The irregularities in the procurement contract were unearthed during an audit of Garuda's operations as the state-owned carrier struggles to keep flying after being battered by the pandemic.
"It's not just accusations, but facts," Erick Thohir said in a broadcast statement.
Garuda has already returned other aircraft before their leases expired as revenue evaporated.
Early last year, it said it was returning 12 CRJ1000 aircraft manufactured by Canada's Bombardier, leased to Garuda by Nordic Aviation Capital (NAC).
NAC, founded in Denmark, also owns 25 ATR 72-600s in Garuda's fleet, which are the subject of the graft investigation.
Spokespersons for NAC were not immediately available for comment.
The world's largest leaser of so-called regional aircraft – smaller models that are suited to domestic or short-haul flights – said last year that it would seek to hold Garuda to its legal obligations in the earlier Bombardier aircraft procurement.

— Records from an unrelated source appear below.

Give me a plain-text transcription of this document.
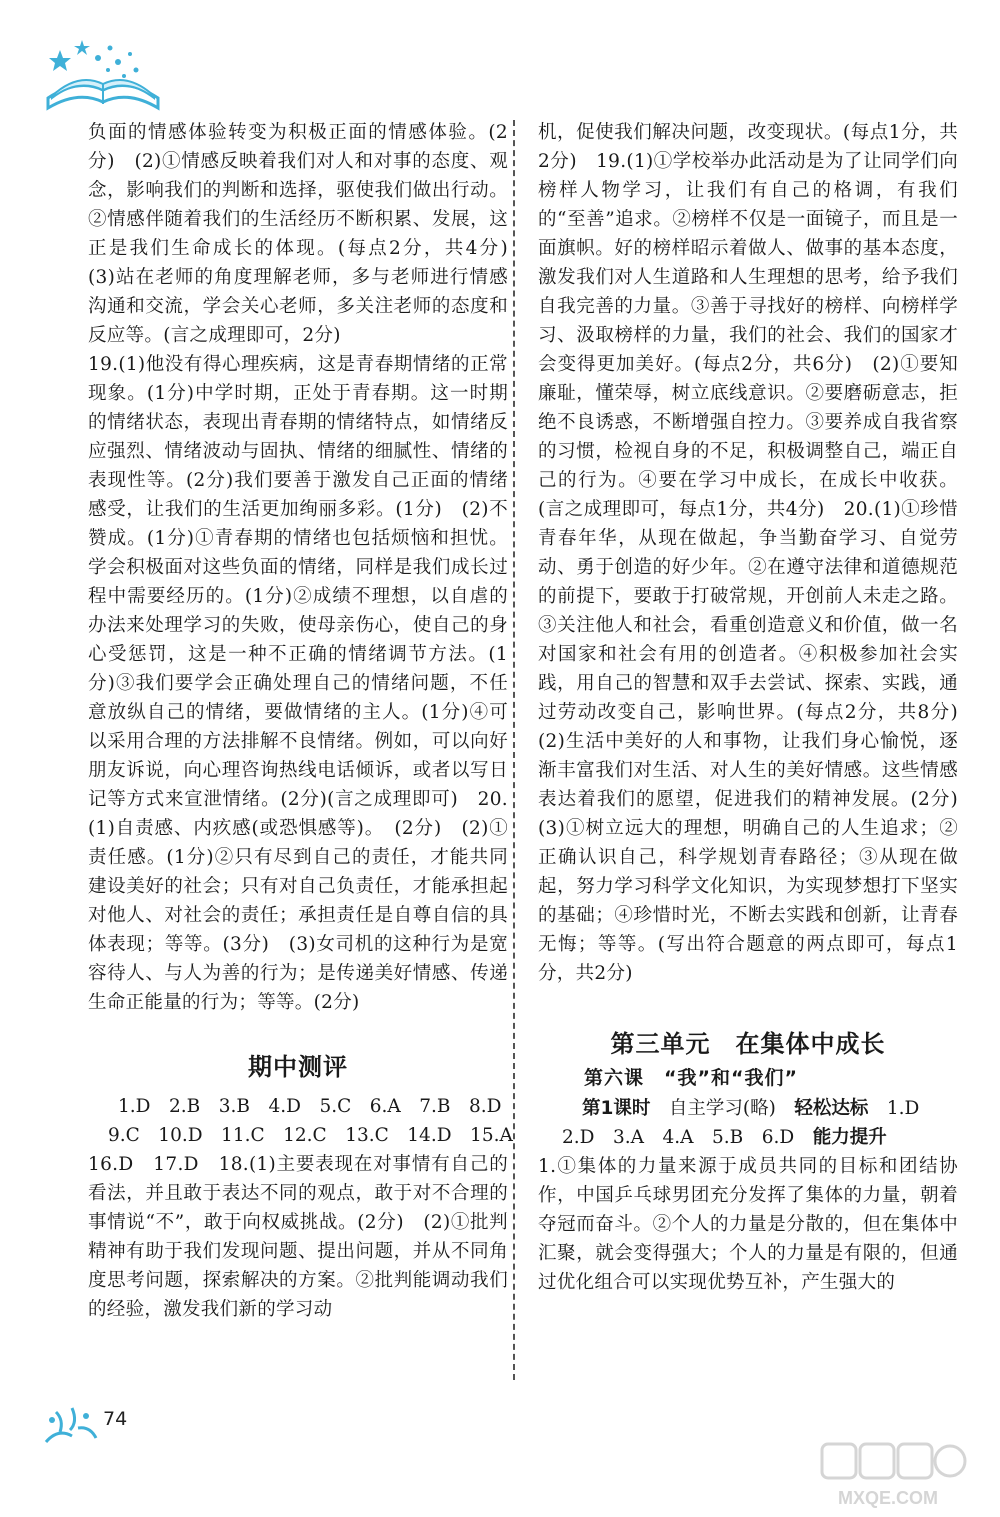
负面的情感体验转变为积极正面的情感体验。(2分)　(2)①情感反映着我们对人和对事的态度、观念，影响我们的判断和选择，驱使我们做出行动。②情感伴随着我们的生活经历不断积累、发展，这正是我们生命成长的体现。(每点2分，共4分)　(3)站在老师的角度理解老师，多与老师进行情感沟通和交流，学会关心老师，多关注老师的态度和反应等。(言之成理即可，2分)

19.(1)他没有得心理疾病，这是青春期情绪的正常现象。(1分)中学时期，正处于青春期。这一时期的情绪状态，表现出青春期的情绪特点，如情绪反应强烈、情绪波动与固执、情绪的细腻性、情绪的表现性等。(2分)我们要善于激发自己正面的情绪感受，让我们的生活更加绚丽多彩。(1分)　(2)不赞成。(1分)①青春期的情绪也包括烦恼和担忧。学会积极面对这些负面的情绪，同样是我们成长过程中需要经历的。(1分)②成绩不理想，以自虐的办法来处理学习的失败，使母亲伤心，使自己的身心受惩罚，这是一种不正确的情绪调节方法。(1分)③我们要学会正确处理自己的情绪问题，不任意放纵自己的情绪，要做情绪的主人。(1分)④可以采用合理的方法排解不良情绪。例如，可以向好朋友诉说，向心理咨询热线电话倾诉，或者以写日记等方式来宣泄情绪。(2分)(言之成理即可)　20.(1)自责感、内疚感(或恐惧感等)。　(2分)　(2)①责任感。(1分)②只有尽到自己的责任，才能共同建设美好的社会；只有对自己负责任，才能承担起对他人、对社会的责任；承担责任是自尊自信的具体表现；等等。(3分)　(3)女司机的这种行为是宽容待人、与人为善的行为；是传递美好情感、传递生命正能量的行为；等等。(2分)

期中测评

1.D　2.B　3.B　4.D　5.C　6.A　7.B　8.D
9.C　10.D　11.C　12.C　13.C　14.D　15.A

16.D　17.D　18.(1)主要表现在对事情有自己的看法，并且敢于表达不同的观点，敢于对不合理的事情说“不”，敢于向权威挑战。(2分)　(2)①批判精神有助于我们发现问题、提出问题，并从不同角度思考问题，探索解决的方案。②批判能调动我们的经验，激发我们新的学习动

机，促使我们解决问题，改变现状。(每点1分，共2分)　19.(1)①学校举办此活动是为了让同学们向榜样人物学习，让我们有自己的格调，有我们的“至善”追求。②榜样不仅是一面镜子，而且是一面旗帜。好的榜样昭示着做人、做事的基本态度，激发我们对人生道路和人生理想的思考，给予我们自我完善的力量。③善于寻找好的榜样、向榜样学习、汲取榜样的力量，我们的社会、我们的国家才会变得更加美好。(每点2分，共6分)　(2)①要知廉耻，懂荣辱，树立底线意识。②要磨砺意志，拒绝不良诱惑，不断增强自控力。③要养成自我省察的习惯，检视自身的不足，积极调整自己，端正自己的行为。④要在学习中成长，在成长中收获。(言之成理即可，每点1分，共4分)　20.(1)①珍惜青春年华，从现在做起，争当勤奋学习、自觉劳动、勇于创造的好少年。②在遵守法律和道德规范的前提下，要敢于打破常规，开创前人未走之路。③关注他人和社会，看重创造意义和价值，做一名对国家和社会有用的创造者。④积极参加社会实践，用自己的智慧和双手去尝试、探索、实践，通过劳动改变自己，影响世界。(每点2分，共8分)　(2)生活中美好的人和事物，让我们身心愉悦，逐渐丰富我们对生活、对人生的美好情感。这些情感表达着我们的愿望，促进我们的精神发展。(2分)　(3)①树立远大的理想，明确自己的人生追求；②正确认识自己，科学规划青春路径；③从现在做起，努力学习科学文化知识，为实现梦想打下坚实的基础；④珍惜时光，不断去实践和创新，让青春无悔；等等。(写出符合题意的两点即可，每点1分，共2分)

第三单元　在集体中成长

第六课　“我”和“我们”

第1课时　 自主学习(略)　 轻松达标　 1.D
2.D　3.A　4.A　5.B　6.D　 能力提升

1.①集体的力量来源于成员共同的目标和团结协作，中国乒乓球男团充分发挥了集体的力量，朝着夺冠而奋斗。②个人的力量是分散的，但在集体中汇聚，就会变得强大；个人的力量是有限的，但通过优化组合可以实现优势互补，产生强大的

74
MXQE.COM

But that deal has already become a target of corruption investigations by the Canadian and Indonesian governments.
Thohir said an audit of Garuda found it had too many aircraft unsuited to servicing the airline's routes, and that costs were way out of line with industry norms.
"Today, it is ATR 72-600 that is being investigated," Thohir said. "Will there be developments with other aircraft procurement processes? It's possible because that's what we want to finish transparently."
Thohir said the investigation into Garuda's procurement had mapped out which deals showed indications of corruption, "or merely have expensive leases – this is our own stupidity".
Garuda's aircraft-leasing costs gobbled up 28 percent of revenues, Thohir told Kompas TV.
The ATR deals were made in 2013, he said, during the reign of Garuda's former chief Emirsyah Satar.
Satar, who stepped down in 2014, was later jailed for eight years for bribery involving aircraft purchases, including for Airbus and Bombardier planes as well as Rolls-Royce engines.